New research has revealed the potential for an atmosphere around an Earth-sized planet located about 40 light-years away.
A team from the University of St Andrews has published a study on TRAPPIST-1e, suggesting the presence of oceans or an icy surface on the distant world.
Published in the Astrophysical Journal Letters, the findings indicate that the James Webb Space Telescope (JWST) is closer to determining whether TRAPPIST-1e possesses an atmosphere.
In a major international project, researchers have conducted the first search for an atmosphere and surface habitability of TRAPPIST-1e with the JWST, the fourth planet in the red dwarf star system TRAPPIST-1, which orbits firmly within the star’s habitable zone.
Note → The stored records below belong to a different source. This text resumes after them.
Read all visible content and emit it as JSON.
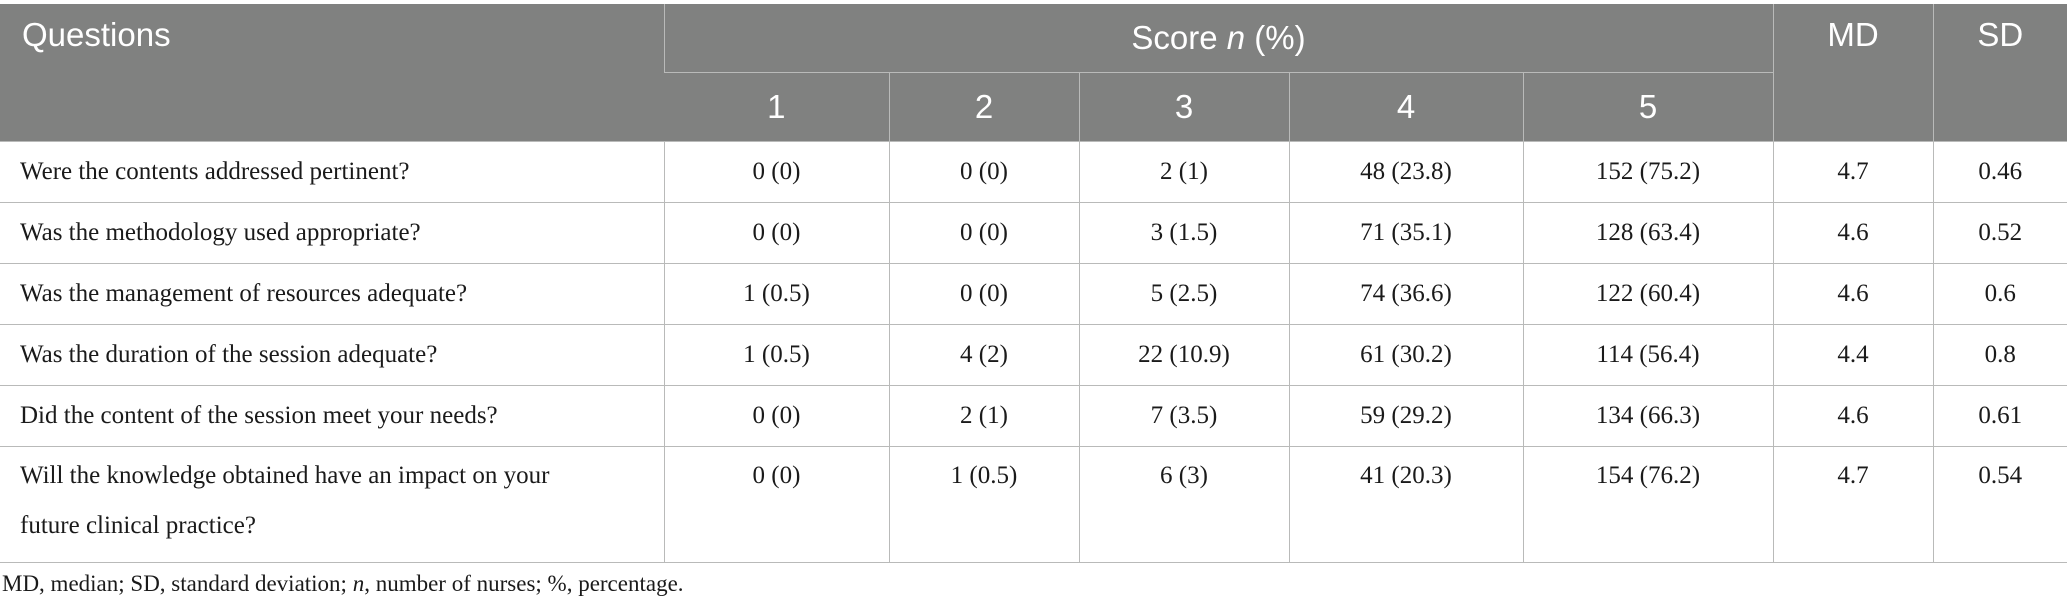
{
  "header": {
    "questions": "Questions",
    "score_prefix": "Score ",
    "score_n": "n",
    "score_suffix": " (%)",
    "score_levels": [
      "1",
      "2",
      "3",
      "4",
      "5"
    ],
    "md": "MD",
    "sd": "SD"
  },
  "rows": [
    {
      "question": "Were the contents addressed pertinent?",
      "s1": "0 (0)",
      "s2": "0 (0)",
      "s3": "2 (1)",
      "s4": "48 (23.8)",
      "s5": "152 (75.2)",
      "md": "4.7",
      "sd": "0.46"
    },
    {
      "question": "Was the methodology used appropriate?",
      "s1": "0 (0)",
      "s2": "0 (0)",
      "s3": "3 (1.5)",
      "s4": "71 (35.1)",
      "s5": "128 (63.4)",
      "md": "4.6",
      "sd": "0.52"
    },
    {
      "question": "Was the management of resources adequate?",
      "s1": "1 (0.5)",
      "s2": "0 (0)",
      "s3": "5 (2.5)",
      "s4": "74 (36.6)",
      "s5": "122 (60.4)",
      "md": "4.6",
      "sd": "0.6"
    },
    {
      "question": "Was the duration of the session adequate?",
      "s1": "1 (0.5)",
      "s2": "4 (2)",
      "s3": "22 (10.9)",
      "s4": "61 (30.2)",
      "s5": "114 (56.4)",
      "md": "4.4",
      "sd": "0.8"
    },
    {
      "question": "Did the content of the session meet your needs?",
      "s1": "0 (0)",
      "s2": "2 (1)",
      "s3": "7 (3.5)",
      "s4": "59 (29.2)",
      "s5": "134 (66.3)",
      "md": "4.6",
      "sd": "0.61"
    },
    {
      "question_line1": "Will the knowledge obtained have an impact on your",
      "question_line2": "future clinical practice?",
      "s1": "0 (0)",
      "s2": "1 (0.5)",
      "s3": "6 (3)",
      "s4": "41 (20.3)",
      "s5": "154 (76.2)",
      "md": "4.7",
      "sd": "0.54"
    }
  ],
  "footnote": {
    "part1": "MD, median; SD, standard deviation; ",
    "n": "n",
    "part2": ", number of nurses; %, percentage."
  }
}
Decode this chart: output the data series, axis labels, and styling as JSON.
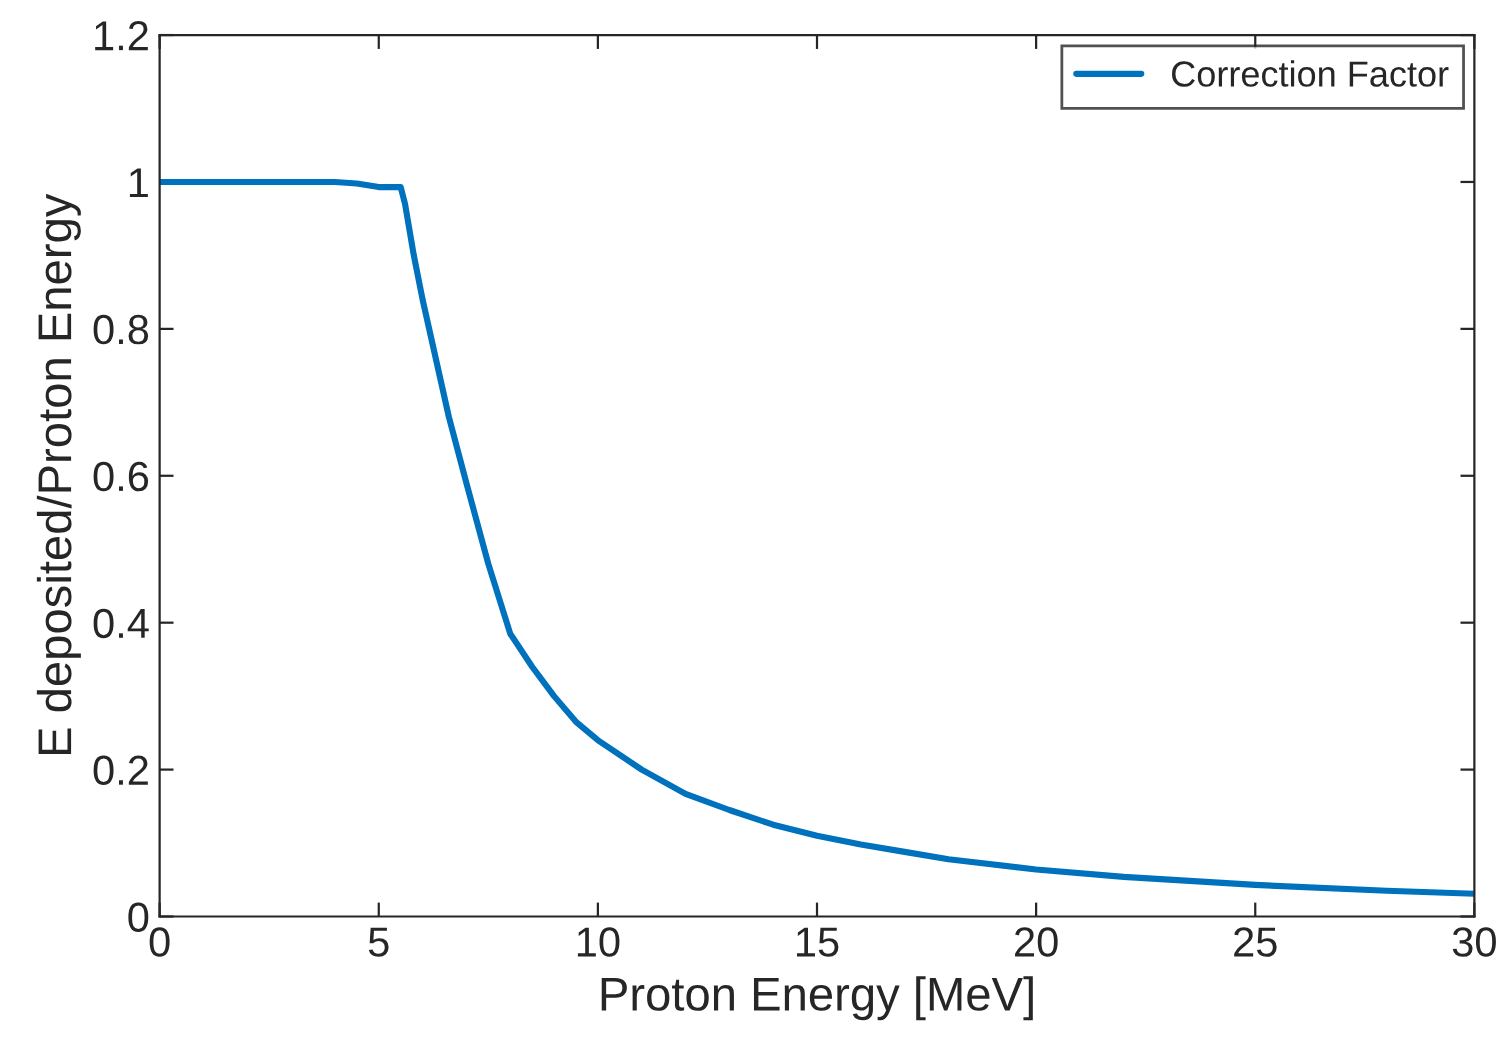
{
  "chart_data": {
    "type": "line",
    "xlabel": "Proton Energy [MeV]",
    "ylabel": "E deposited/Proton Energy",
    "xlim": [
      0,
      30
    ],
    "xticks": [
      0,
      5,
      10,
      15,
      20,
      25,
      30
    ],
    "ylim": [
      0,
      1.2
    ],
    "yticks": [
      0,
      0.2,
      0.4,
      0.6,
      0.8,
      1,
      1.2
    ],
    "grid": false,
    "legend": "top right",
    "line_style": "solid",
    "series": [
      {
        "name": "Correction Factor",
        "color": "#0072bd",
        "x": [
          0,
          2,
          4,
          4.5,
          5,
          5.5,
          5.6,
          5.8,
          6,
          6.3,
          6.6,
          7,
          7.5,
          8,
          8.5,
          9,
          9.5,
          10,
          11,
          12,
          13,
          14,
          15,
          16,
          17,
          18,
          20,
          22,
          25,
          28,
          30
        ],
        "values": [
          1,
          1,
          1,
          0.998,
          0.993,
          0.993,
          0.97,
          0.9,
          0.84,
          0.76,
          0.68,
          0.59,
          0.48,
          0.385,
          0.34,
          0.3,
          0.265,
          0.24,
          0.2,
          0.167,
          0.145,
          0.125,
          0.11,
          0.098,
          0.088,
          0.078,
          0.064,
          0.054,
          0.043,
          0.035,
          0.031
        ]
      }
    ]
  }
}
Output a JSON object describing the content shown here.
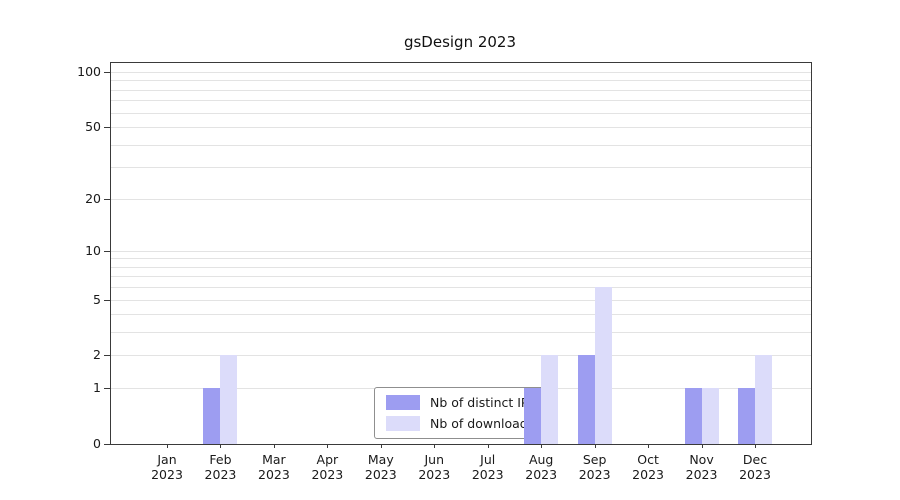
{
  "chart_data": {
    "type": "bar",
    "title": "gsDesign 2023",
    "categories": [
      "Jan 2023",
      "Feb 2023",
      "Mar 2023",
      "Apr 2023",
      "May 2023",
      "Jun 2023",
      "Jul 2023",
      "Aug 2023",
      "Sep 2023",
      "Oct 2023",
      "Nov 2023",
      "Dec 2023"
    ],
    "x_tick_months": [
      "Jan",
      "Feb",
      "Mar",
      "Apr",
      "May",
      "Jun",
      "Jul",
      "Aug",
      "Sep",
      "Oct",
      "Nov",
      "Dec"
    ],
    "x_tick_year": "2023",
    "series": [
      {
        "name": "Nb of distinct IPs",
        "color": "#9d9df1",
        "values": [
          0,
          1,
          0,
          0,
          0,
          0,
          0,
          1,
          2,
          0,
          1,
          1
        ]
      },
      {
        "name": "Nb of downloads",
        "color": "#dcdcfa",
        "values": [
          0,
          2,
          0,
          0,
          0,
          0,
          0,
          2,
          6,
          0,
          1,
          2
        ]
      }
    ],
    "yscale": "log1p",
    "ylim": [
      0,
      112
    ],
    "yticks": [
      0,
      1,
      2,
      5,
      10,
      20,
      50,
      100
    ],
    "grid_values": [
      1,
      2,
      3,
      4,
      5,
      6,
      7,
      8,
      9,
      10,
      20,
      30,
      40,
      50,
      60,
      70,
      80,
      90,
      100
    ],
    "grid": true,
    "legend_position": "inside-bottom-center",
    "colors": {
      "grid": "#e3e3e3",
      "axis": "#3a3a3a",
      "text": "#1a1a1a",
      "background": "#ffffff"
    }
  }
}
Planet 1e is of particular interest because the presence of liquid water is theoretically viable, but only if the planet has an atmosphere.
Initial results point to several potential scenarios, including the exciting possibility of an atmosphere. These discoveries represent a significant step forward in the ongoing quest for habitable conditions beyond our own planet.
Dr Ryan MacDonald, lecturer in extrasolar planets in the School of Physics and Astronomy at the University of St Andrews, said: “TRAPPIST-1e has long been considered one of the best habitable zone planets to search for an atmosphere.
“But when our observations came down in 2023, we quickly realised that the system’s red dwarf star was contaminating our data in ways that made the search for an atmosphere extremely challenging.”
The researchers aimed the JWST’s powerful NIRSpec (Near-Infrared Spectrograph) instrument at the system as planet 1e passed in front of its star.
Starlight passing through the planet’s atmosphere, if there is one, will be partially absorbed and the corresponding changes in the light spectrum that reaches the JWST tell astronomers what chemicals are found there.
But astronomers must also carefully account for starspots, spots created by local magnetic fields on the surfaces of stars, from the red dwarf star.
The team spent over a year carefully correcting the data for the star’s contamination before they could zero in on the planet’s atmosphere.
Dr MacDonald, who contributed to the analysis of TRAPPIST-1e’s spectrum, added: “We are seeing two possible explanations. The most exciting possibility is that TRAPPIST-1e could have a so-called secondary atmosphere containing heavy gases like nitrogen. But our initial observations cannot yet rule out a bare rock with no atmosphere.”
The researchers are now obtaining further JWST observations of TRAPPIST-1e to enable a deeper search for an atmosphere.
With each additional transit, the atmospheric contents become clearer.
Dr MacDonald, continued: “In the coming years we will go from four JWST observations of TRAPPIST-1e to nearly 20, we finally have the telescope and tools to search for habitable conditions in other star systems, which makes today one of the most exciting times for astronomy.”